Retrospective analysis of LoRs written for general surgery residency candidates between 1980 and 2011 using artificial intelligence (AI) to conduct natural language processing (NLP) and sentiment analysis, and computer-based algorithms to detect gender bias. Applicants were grouped by scaled clerkship grades and USMLE scores. Data were analyzed among groups with t-tests, ANOVA, and non-parametric tests, as appropriate.
A total of 611 LoRs were analyzed for 171 applicants (16.4% female), and 95.3% of letter authors were male. Scaled USMLE scores and clerkship grades (SCG) were similar for both genders (p > 0.05 for both). Average word count for all letters was 290 words and was not significantly different between genders (p = 0.18). LoRs written before 2000 were significantly shorter than those written after, among applicants of both genders (female p = 0.004; male p < 0.001). Gender bias analysis of female LoRs revealed more gendered wording compared to male LoRs (p = 0.04) and was most prominent among females with lower SCG (9.5 vs 5.1, p = 0.01). Sentiment analysis revealed male LoRs with female authors had significantly more positive sentiment compared to female LoRs (p = 0.02), and males with higher SCG had more positive sentiment compared to those with lower SCG (9.4 vs 8.2, p = 0.03). NLP detected more "fear" in male LoRs with lower SCGs (0.11 vs 0.09, p = 0.02). Female LoRs with higher SCGs had more positive sentiment (0.78 vs 0.83, p = 0.03) and "joy" (0.60 vs 0.63, p = 0.02), although those written before 2000 had less "joy" (0.5 vs 0.63, p = 0.006).

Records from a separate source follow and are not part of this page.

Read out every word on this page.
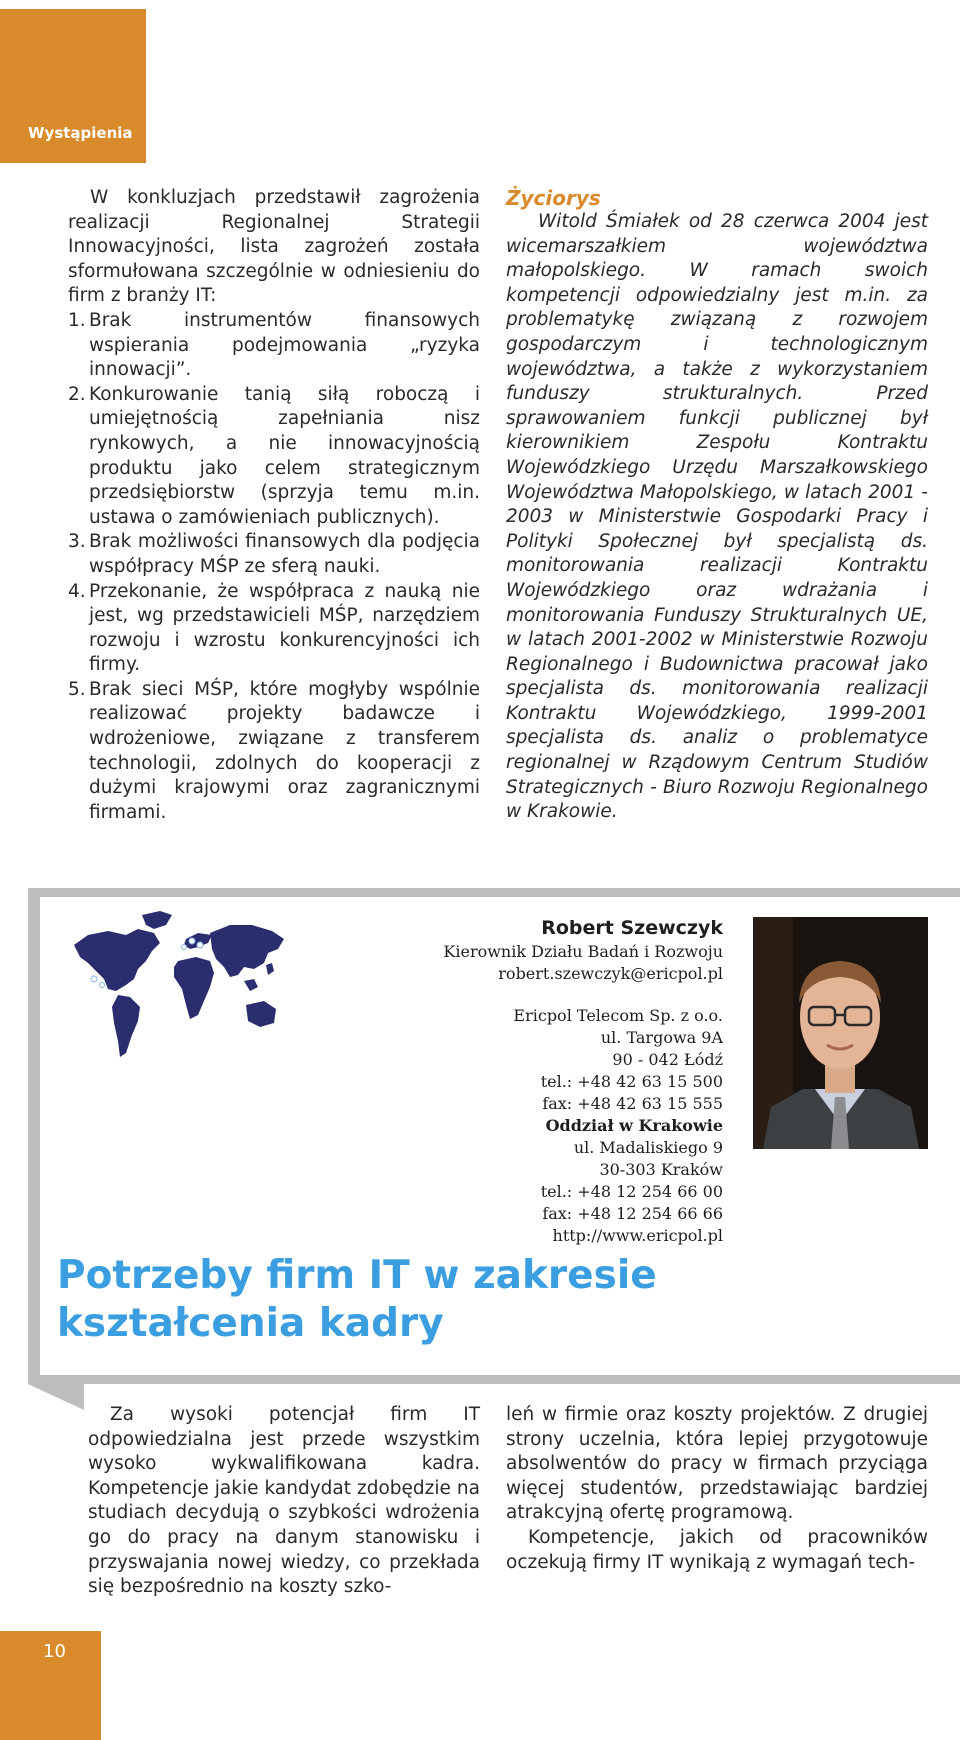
Wystąpienia

W konkluzjach przedstawił zagrożenia realizacji Regionalnej Strategii Innowacyjności, lista zagrożeń została sformułowana szczególnie w odniesieniu do firm z branży IT:

1. Brak instrumentów finansowych wspierania podejmowania „ryzyka innowacji”.
2. Konkurowanie tanią siłą roboczą i umiejętnością zapełniania nisz rynkowych, a nie innowacyjnością produktu jako celem strategicznym przedsiębiorstw (sprzyja temu m.in. ustawa o zamówieniach publicznych).
3. Brak możliwości finansowych dla podjęcia współpracy MŚP ze sferą nauki.
4. Przekonanie, że współpraca z nauką nie jest, wg przedstawicieli MŚP, narzędziem rozwoju i wzrostu konkurencyjności ich firmy.
5. Brak sieci MŚP, które mogłyby wspólnie realizować projekty badawcze i wdrożeniowe, związane z transferem technologii, zdolnych do kooperacji z dużymi krajowymi oraz zagranicznymi firmami.

Życiorys

Witold Śmiałek od 28 czerwca 2004 jest wicemarszałkiem województwa małopolskiego. W ramach swoich kompetencji odpowiedzialny jest m.in. za problematykę związaną z rozwojem gospodarczym i technologicznym województwa, a także z wykorzystaniem funduszy strukturalnych. Przed sprawowaniem funkcji publicznej był kierownikiem Zespołu Kontraktu Wojewódzkiego Urzędu Marszałkowskiego Województwa Małopolskiego, w latach 2001 - 2003 w Ministerstwie Gospodarki Pracy i Polityki Społecznej był specjalistą ds. monitorowania realizacji Kontraktu Wojewódzkiego oraz wdrażania i monitorowania Funduszy Strukturalnych UE, w latach 2001-2002 w Ministerstwie Rozwoju Regionalnego i Budownictwa pracował jako specjalista ds. monitorowania realizacji Kontraktu Wojewódzkiego, 1999-2001 specjalista ds. analiz o problematyce regionalnej w Rządowym Centrum Studiów Strategicznych - Biuro Rozwoju Regionalnego w Krakowie.

Robert Szewczyk
Kierownik Działu Badań i Rozwoju
robert.szewczyk@ericpol.pl
Ericpol Telecom Sp. z o.o.
ul. Targowa 9A
90 - 042 Łódź
tel.: +48 42 63 15 500
fax: +48 42 63 15 555
Oddział w Krakowie
ul. Madaliskiego 9
30-303 Kraków
tel.: +48 12 254 66 00
fax: +48 12 254 66 66
http://www.ericpol.pl
Potrzeby firm IT w zakresie kształcenia kadry

Za wysoki potencjał firm IT odpowiedzialna jest przede wszystkim wysoko wykwalifikowana kadra. Kompetencje jakie kandydat zdobędzie na studiach decydują o szybkości wdrożenia go do pracy na danym stanowisku i przyswajania nowej wiedzy, co przekłada się bezpośrednio na koszty szko-

leń w firmie oraz koszty projektów. Z drugiej strony uczelnia, która lepiej przygotowuje absolwentów do pracy w firmach przyciąga więcej studentów, przedstawiając bardziej atrakcyjną ofertę programową.

Kompetencje, jakich od pracowników oczekują firmy IT wynikają z wymagań tech-

10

AI and computer-based algorithms detected linguistic differences and gender bias in LoRs written for general surgery residency applicants, even following stratification by clerkship grades and when analyzed by decade.
推荐信在住院医师选拔中起着重要作用。作者的语言对男性和女性申请人有隐含的偏向。我们在一个机构的三十年中检查了外科住院医师候选人的推荐信中的性别偏见。
使用人工智能 (AI) 对 1980 年至 2011 年间普通外科住院医师候选人的推荐信进行回顾性分析,进行自然语言处理 (NLP) 和情感分析,以及基于计算机的算法检测性别偏见。根据标准化实习成绩和 USMLE 分数对申请人进行分组。使用 t 检验、方差分析和非参数检验适当地分析组间数据。
共分析了 171 名申请人的 611 封推荐信(女性占 16.4%),95.3%的推荐信作者为男性。男女申请人的标准化 USMLE 分数和实习成绩(SCG)相似(均为 p>0.05)。所有信件的平均字数为 290 字,男女之间没有显著差异(p=0.18)。在男女申请人中,2000 年前撰写的推荐信明显短于之后撰写的推荐信(女性 p=0.004;男性 p<0.001)。对女性推荐信的性别偏见分析显示,与男性推荐信相比,女性推荐信的性别措辞更多(p=0.04),且在 SCG 较低的女性中最为明显(9.5 与 5.1,p=0.01)。情感分析显示,女性作者撰写的男性推荐信的积极情绪明显高于女性推荐信(p=0.02),而 SCG 较高的男性比 SCG 较低的男性具有更积极的情绪(9.4 与 8.2,p=0.03)。NLP 检测到 SCG 较低的男性推荐信中存在更多的“恐惧”(0.11 与 0.09,p=0.02)。SCG 较高的女性推荐信具有更积极的情绪(0.78 与 0.83,p=0.03)和“喜悦”(0.60 与 0.63,p=0.02),尽管 2000 年前撰写的信件喜悦感较少(0.5 与 0.63,p=0.006)。
即使按照实习成绩分层,并按十年进行分析,人工智能和基于计算机的算法也能检测出普通外科住院医师申请人推荐信中的语言差异和性别偏见。